Sokak kavgalarıyla, özelin özeli videolarla, yalan dolan kampanyalarla seçim günü geldi. Herkes de bir heyecan, bir telaş ve umutla sandık başına gidildi.
Bu pahalılığa, geri kalmışlığa, dürüstlüğün yok olduğu aymazlık yapanlara, kimse oy vermez diye sandığa gidenler şaşkın.
Yine döndük başa. Seçimler bitti kimileri sevindi, kimileri üzüldü, kimileri de havlu attı. Bu seçimin kazananı henüz belli değil. İyi çalışan ipi göğüsleyecek. Ancak insanların neye göre oy verdikleri de çoğu kişiyi düşündürdü.
Öncelikle yurtdışı oyları ,buralarda yaşayan insanlara gelin burada yaşayın, hastaneye gidin, işlerinizi takip edin, bir ev kiralayın , şöyle altı ay yaşayın desek ne yaparlardı acaba, dışarda yaşayan vatandaşlarımızın ülke adına karar vermeleri saçma değil mi? Sevine sevine ülkesine dönüp de altı ay sonra burada yaşanmaz diye geri gidenleri çok gördük. Her zaman her yerde hiç bir şey göründüğü gibi değildir yaşamak gerekir.

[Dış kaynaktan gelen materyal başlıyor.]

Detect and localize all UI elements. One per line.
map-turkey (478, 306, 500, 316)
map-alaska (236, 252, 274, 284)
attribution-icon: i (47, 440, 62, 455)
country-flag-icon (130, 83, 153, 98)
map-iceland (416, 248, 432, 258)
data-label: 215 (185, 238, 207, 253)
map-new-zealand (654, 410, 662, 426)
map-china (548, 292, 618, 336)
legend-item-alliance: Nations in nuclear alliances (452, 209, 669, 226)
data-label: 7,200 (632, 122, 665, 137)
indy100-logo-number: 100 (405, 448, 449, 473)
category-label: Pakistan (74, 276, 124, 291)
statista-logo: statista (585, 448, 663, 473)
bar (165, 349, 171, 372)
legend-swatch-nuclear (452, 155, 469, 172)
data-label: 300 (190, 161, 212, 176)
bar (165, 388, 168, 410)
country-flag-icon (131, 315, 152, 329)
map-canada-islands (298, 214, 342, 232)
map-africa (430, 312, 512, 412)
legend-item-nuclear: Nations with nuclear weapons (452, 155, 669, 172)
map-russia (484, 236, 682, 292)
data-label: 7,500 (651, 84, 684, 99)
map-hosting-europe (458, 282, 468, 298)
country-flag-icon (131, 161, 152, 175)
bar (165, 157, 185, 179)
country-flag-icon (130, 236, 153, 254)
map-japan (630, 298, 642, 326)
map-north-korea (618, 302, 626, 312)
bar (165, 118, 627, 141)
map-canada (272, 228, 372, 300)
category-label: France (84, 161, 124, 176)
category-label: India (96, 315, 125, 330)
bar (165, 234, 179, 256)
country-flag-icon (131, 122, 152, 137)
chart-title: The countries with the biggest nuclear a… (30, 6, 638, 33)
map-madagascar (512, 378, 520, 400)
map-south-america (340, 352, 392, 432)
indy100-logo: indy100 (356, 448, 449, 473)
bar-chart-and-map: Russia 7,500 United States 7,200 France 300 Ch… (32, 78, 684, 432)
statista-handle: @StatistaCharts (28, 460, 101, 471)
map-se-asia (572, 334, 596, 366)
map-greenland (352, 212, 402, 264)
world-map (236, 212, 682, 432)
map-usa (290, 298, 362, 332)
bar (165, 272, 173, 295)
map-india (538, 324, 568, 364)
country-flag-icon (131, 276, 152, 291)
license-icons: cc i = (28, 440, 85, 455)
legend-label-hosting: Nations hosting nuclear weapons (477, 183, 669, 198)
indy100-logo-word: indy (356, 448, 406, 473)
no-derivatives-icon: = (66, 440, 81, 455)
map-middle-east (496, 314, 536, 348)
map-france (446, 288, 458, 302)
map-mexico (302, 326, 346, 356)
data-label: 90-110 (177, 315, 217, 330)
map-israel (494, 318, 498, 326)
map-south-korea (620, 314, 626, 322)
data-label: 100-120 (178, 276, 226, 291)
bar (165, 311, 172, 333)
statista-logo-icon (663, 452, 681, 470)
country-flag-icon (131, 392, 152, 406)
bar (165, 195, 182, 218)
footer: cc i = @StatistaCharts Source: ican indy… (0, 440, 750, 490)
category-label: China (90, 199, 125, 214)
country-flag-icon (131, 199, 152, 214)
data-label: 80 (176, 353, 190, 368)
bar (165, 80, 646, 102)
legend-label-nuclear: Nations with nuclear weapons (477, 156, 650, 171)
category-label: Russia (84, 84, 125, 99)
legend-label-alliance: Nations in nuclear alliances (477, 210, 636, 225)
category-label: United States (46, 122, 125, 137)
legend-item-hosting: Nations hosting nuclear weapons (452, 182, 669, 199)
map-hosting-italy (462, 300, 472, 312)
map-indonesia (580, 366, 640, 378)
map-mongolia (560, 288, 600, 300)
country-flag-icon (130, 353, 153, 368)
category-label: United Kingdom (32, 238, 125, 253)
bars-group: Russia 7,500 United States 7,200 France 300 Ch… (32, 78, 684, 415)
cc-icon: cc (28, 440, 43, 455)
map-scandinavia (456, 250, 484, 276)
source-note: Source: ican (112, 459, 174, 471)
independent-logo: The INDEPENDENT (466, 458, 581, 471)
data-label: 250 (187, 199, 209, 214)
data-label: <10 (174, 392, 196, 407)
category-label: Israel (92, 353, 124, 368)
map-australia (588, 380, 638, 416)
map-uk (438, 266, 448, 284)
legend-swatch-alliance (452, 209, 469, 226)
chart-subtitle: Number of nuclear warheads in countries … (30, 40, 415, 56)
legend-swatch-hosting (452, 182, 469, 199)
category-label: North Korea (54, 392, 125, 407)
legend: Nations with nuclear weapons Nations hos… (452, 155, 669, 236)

Peki şimdi ne olacak? Muharrem İnce’nin Türkiye için, Vatanım için, ayrılıyorum demesi pek inandırıcı olmadı ,yine kendine inananları yarı yolda bıraktı. Oyları kime gitti bilmiyorum. Sinan Oğan derseniz , karar koltuğuna oturdu , oturdu da ona oy verenler onun istediğine oy verecek mi? Yoksa farklı tercih mi yapacaklar ? Sinan Oğan’da istediğini alıp kenara mı çekilecek.
Eskiden oy verirken , particilik ön planda olurdu. Şimdi daha objektif düşünenler parti algısını kaldırdı. Ne hizmet verecek? Ne kadar dürüstler? Ekonomik, sosyal, adalet, anlayacağınız her yönüyle değerlendirmektedirler. Bencilce çıkarlar için oy kullananlar hariç. Önce yaşananları düşünün , sonra oy kullanın.
Kadınlarımıza, genç kızlarımıza tekrar söylemek isterim. Oy verirken sizlerde haklarınızı düşünerek oy verin. Bugüne kadar kadınları hiç bir parti gerçek anlamda düşünmedi. Ne kadınları ne de çocuklarımızı, gençlerimizi. Kadını ikinci sınıf olarak gören haklarınızı savunmayan kadın ölümlerine karşı kesin karar alamayan kişilere oy vermemeliyiz. Kendimiz için çocuklarımız için.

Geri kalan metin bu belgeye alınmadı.